An example of "viscous fingering" between two glass plates |
Air penetrates between the plates, but the thick surface of the glue clings to the glass and doesn't want to retract. Eventually a weak point in the wall “fails”, and the glue behind the tip of the inclusion finds it easier to retract than the glue at the sides, and a finger of air extends into the glue.

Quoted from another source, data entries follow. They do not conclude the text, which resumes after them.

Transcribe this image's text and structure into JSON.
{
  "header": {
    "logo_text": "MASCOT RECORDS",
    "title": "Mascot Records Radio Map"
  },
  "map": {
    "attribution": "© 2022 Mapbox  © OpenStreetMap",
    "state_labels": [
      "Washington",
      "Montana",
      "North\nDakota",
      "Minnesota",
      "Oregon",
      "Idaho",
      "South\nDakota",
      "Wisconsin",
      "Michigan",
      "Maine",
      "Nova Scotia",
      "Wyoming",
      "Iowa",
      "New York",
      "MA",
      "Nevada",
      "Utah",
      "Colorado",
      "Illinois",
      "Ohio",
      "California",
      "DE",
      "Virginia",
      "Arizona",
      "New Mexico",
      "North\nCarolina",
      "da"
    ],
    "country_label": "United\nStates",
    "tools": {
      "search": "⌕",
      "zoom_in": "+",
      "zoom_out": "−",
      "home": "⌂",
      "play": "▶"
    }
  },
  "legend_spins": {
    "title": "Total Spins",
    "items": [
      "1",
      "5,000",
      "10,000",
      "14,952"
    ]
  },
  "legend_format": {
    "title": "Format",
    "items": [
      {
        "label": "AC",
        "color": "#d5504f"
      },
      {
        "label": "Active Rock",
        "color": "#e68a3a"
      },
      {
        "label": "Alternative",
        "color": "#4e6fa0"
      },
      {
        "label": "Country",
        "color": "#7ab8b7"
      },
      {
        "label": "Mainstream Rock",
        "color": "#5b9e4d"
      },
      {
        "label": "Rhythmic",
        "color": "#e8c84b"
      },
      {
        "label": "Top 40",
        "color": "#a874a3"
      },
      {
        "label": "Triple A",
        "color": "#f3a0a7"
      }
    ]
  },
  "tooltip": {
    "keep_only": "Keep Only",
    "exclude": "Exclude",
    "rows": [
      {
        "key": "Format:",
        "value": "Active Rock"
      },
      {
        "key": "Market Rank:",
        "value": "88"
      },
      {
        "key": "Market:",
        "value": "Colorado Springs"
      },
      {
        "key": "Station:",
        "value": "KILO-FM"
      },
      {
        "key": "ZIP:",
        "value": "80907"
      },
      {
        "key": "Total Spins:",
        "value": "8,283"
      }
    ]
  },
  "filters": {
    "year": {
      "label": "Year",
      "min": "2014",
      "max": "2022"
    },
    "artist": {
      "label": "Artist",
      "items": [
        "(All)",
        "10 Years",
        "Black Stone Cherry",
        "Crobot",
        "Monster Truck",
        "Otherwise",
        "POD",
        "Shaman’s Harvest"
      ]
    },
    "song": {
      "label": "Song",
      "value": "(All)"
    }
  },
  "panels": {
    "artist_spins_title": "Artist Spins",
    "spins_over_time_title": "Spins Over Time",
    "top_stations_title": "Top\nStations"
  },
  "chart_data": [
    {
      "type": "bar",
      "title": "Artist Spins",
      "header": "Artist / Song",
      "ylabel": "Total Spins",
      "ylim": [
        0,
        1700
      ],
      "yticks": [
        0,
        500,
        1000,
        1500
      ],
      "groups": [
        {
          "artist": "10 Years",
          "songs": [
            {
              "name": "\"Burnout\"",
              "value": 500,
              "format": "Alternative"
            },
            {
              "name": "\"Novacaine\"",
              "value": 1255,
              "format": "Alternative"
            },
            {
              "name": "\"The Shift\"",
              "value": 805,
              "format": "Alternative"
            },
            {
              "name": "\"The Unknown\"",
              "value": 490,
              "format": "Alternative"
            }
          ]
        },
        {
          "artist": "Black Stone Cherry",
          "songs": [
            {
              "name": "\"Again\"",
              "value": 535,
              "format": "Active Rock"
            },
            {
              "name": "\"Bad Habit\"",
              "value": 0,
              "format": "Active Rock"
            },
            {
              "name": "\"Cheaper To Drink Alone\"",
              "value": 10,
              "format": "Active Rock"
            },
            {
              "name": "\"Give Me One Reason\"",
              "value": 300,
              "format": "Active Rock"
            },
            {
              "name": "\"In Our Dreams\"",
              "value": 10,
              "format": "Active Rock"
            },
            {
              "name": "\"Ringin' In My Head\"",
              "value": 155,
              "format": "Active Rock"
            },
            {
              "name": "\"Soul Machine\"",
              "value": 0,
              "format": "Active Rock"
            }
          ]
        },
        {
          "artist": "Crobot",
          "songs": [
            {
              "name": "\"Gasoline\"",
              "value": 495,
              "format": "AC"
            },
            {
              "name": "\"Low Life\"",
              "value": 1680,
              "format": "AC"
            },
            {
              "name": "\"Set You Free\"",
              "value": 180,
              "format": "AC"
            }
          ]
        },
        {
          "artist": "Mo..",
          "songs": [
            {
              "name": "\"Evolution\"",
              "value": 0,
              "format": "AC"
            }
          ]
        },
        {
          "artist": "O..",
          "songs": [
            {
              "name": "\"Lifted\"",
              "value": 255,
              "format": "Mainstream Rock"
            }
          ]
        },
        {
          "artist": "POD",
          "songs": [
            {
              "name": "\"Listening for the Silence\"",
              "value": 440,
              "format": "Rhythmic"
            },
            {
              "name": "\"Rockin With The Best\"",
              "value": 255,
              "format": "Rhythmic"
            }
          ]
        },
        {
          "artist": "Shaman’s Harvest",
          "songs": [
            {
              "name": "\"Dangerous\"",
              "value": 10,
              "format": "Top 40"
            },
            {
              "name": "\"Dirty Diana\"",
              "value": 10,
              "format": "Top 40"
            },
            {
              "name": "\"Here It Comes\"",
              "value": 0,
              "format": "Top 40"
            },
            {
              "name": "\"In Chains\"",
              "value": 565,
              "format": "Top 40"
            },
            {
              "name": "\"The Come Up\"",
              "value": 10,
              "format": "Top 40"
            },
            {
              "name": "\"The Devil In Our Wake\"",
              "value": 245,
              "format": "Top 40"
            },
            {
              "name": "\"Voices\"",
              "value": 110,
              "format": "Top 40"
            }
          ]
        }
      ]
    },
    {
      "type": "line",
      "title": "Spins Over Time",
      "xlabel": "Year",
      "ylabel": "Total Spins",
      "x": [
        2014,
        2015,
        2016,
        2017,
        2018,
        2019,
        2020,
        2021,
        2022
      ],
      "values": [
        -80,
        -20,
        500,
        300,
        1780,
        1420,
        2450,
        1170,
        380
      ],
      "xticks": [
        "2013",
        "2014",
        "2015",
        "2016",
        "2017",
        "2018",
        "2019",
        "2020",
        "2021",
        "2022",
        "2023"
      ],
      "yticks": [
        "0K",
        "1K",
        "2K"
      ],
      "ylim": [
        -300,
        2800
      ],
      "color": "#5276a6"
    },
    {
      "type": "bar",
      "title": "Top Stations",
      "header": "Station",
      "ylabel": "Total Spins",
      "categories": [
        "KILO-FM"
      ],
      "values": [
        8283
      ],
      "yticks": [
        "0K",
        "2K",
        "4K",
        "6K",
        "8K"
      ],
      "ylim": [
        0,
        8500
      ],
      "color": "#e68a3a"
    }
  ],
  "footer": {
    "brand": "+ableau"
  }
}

These sorts of inclusions tend not to meet up and join – in fact they seem to avoid each other and maintain a critical distance – so presumably a region of glue that has a lot of “edge” (anchored to the glass by curved meniscus surfaces on multiple sides) is more strongly connected to the glass, and more difficult to get rid of. Once an air finger penetrates within a certain radius of another inclusion or edge, it seems to be easier for further penetration to happen somewhere else, so when a finger starts getting too near to another edge, or the plate separattion within the wedge reaches a critical point, the penetrating finger's progress "stalls", and a new finger breaks through the perimeter somewhere else. What we end up with is a branching system of inclusions, and a branching network of remaining glue, interleaved.
We don't usually think of glue as being a "clever" material, and yet here it is, unwittingly helping to create complex, self-regulating branching designs that look more like the results of some sort of encroaching lifeform's growth pattern.